Update from Diana McKeon, PT wound care on Team 4:

So the devastation in Haiti is great, but the people have such spirit. Today was the last of three days of a national holiday for prayer. No one worked since Thursday. As we Drove through PaP just after noon, churches were letting out and the streets were filled with people in their finest clothes. Nice dressy clothes and I couldn't believe in all of this dirt and destruction how white the shirts, pants, skirts were. They tell me that's part of the color of mourning in Haiti. The tents are everywhere along every street. Just outside of town on the way to the mission, we passed a lathe field of dirt at the foot of the mountains. The missionary president, Brad, tells us this is the mass burial site of 170,000 after the earthquake.The mission is nice- not much more rustic than some of the girl scout cabins I have camped in. The food is basic, but man did it hit the spot today! I had chicken salad in a wheat tortilla for lunch and some kind of chicken meatball with beans and rice tonight.I saw two patients this afternoon from a local menonite mission with vacs. Dr. Brannon took a patient to OR for a wound cleanout on her foot. She is about 20 and her foot was crushed under a car tire during the earthquake. Didn't look like such a bad wound, but all the long bones in her foot are broken. The girl couldn't bear to have the forefoot amputated, so we will try to heal her wound and let the bones heal as best they can. Sad. We went back down to the clinic to get organized after dinner only to have an emergency show up at our gate- a guy crashed on his motorbike and was all banged up and lost some teeth. I got to help the soca clean up the wounds and we sent him down to our ward to stay overnight. I'm clean in bed now after a cold drizzle of a shower, but it felt fabulous. It's 11:13 pm and I have a 6:30 am alarm set.

Update from Dr. Smoot:

Day 1 started with lost bags that were later found. As we traveled through PAP to MOH, we passed rubble, trash, and lines of people celebrating national day of prayer. It's warm and dusty. Patients in the ward are calm despite circumstances. Many patients with neglected fractures and infected wounds. The team is working well together.

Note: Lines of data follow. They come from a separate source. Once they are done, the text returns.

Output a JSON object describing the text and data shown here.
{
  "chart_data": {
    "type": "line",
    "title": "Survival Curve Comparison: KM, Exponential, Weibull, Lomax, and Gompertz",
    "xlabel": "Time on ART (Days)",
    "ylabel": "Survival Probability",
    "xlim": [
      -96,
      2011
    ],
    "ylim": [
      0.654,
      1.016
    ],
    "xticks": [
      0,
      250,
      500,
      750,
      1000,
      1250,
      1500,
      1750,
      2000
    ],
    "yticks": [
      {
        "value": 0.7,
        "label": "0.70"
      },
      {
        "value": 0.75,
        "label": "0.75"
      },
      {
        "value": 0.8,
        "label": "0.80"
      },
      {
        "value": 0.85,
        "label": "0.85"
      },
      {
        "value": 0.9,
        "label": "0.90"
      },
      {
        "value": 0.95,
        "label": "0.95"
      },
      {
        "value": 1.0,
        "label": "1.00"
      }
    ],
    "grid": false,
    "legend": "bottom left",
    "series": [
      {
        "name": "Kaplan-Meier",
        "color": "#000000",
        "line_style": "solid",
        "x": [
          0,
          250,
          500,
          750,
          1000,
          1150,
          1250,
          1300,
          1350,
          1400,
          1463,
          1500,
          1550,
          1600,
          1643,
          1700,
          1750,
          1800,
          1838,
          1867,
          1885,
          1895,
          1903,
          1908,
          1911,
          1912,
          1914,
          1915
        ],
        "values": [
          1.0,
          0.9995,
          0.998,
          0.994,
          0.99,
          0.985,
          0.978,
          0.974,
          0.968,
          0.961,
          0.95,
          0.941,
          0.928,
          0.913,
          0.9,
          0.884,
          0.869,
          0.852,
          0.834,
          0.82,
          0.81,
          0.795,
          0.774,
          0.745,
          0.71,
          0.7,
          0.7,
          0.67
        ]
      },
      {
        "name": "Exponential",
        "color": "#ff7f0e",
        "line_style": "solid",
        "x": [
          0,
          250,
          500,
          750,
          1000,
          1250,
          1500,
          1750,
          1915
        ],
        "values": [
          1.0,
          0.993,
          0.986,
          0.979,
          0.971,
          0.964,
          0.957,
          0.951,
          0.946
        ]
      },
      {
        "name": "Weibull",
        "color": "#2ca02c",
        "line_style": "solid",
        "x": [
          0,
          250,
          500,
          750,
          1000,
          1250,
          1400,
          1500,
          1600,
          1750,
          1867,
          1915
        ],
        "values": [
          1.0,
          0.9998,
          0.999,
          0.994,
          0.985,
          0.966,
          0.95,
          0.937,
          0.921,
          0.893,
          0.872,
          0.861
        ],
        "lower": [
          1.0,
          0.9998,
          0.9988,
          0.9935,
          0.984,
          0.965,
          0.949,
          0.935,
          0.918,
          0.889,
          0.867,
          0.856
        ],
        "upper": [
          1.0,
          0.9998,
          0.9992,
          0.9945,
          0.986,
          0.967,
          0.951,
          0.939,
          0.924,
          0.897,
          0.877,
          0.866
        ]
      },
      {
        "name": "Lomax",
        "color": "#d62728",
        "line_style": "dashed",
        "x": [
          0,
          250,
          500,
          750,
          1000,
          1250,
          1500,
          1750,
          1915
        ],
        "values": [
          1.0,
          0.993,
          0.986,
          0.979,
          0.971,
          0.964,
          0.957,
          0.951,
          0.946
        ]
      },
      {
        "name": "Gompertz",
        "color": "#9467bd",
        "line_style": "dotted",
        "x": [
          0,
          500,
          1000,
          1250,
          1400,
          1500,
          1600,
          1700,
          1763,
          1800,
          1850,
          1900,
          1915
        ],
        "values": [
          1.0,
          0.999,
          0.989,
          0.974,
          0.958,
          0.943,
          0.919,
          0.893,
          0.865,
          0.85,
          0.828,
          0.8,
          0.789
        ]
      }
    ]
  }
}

Picture: Pt on the freedom vac. She is at the menonite mission close by. She has a stage 3-4 on buttocks. Granulating well. Her name is Lovely. She was trapped under the rubble of the buildings for five days. Her mother was the first person who she saw on her rescue. Dr. Bob wrote about it on the TxOrtho blog. Her name is very fitting. She never complains and smiles when you change her VAC. One tough cookie, and just one example of the resiliency of the people of Haiti.

1 comment:

  1. God bless you all!! Your work and selflessness is awe inspiring.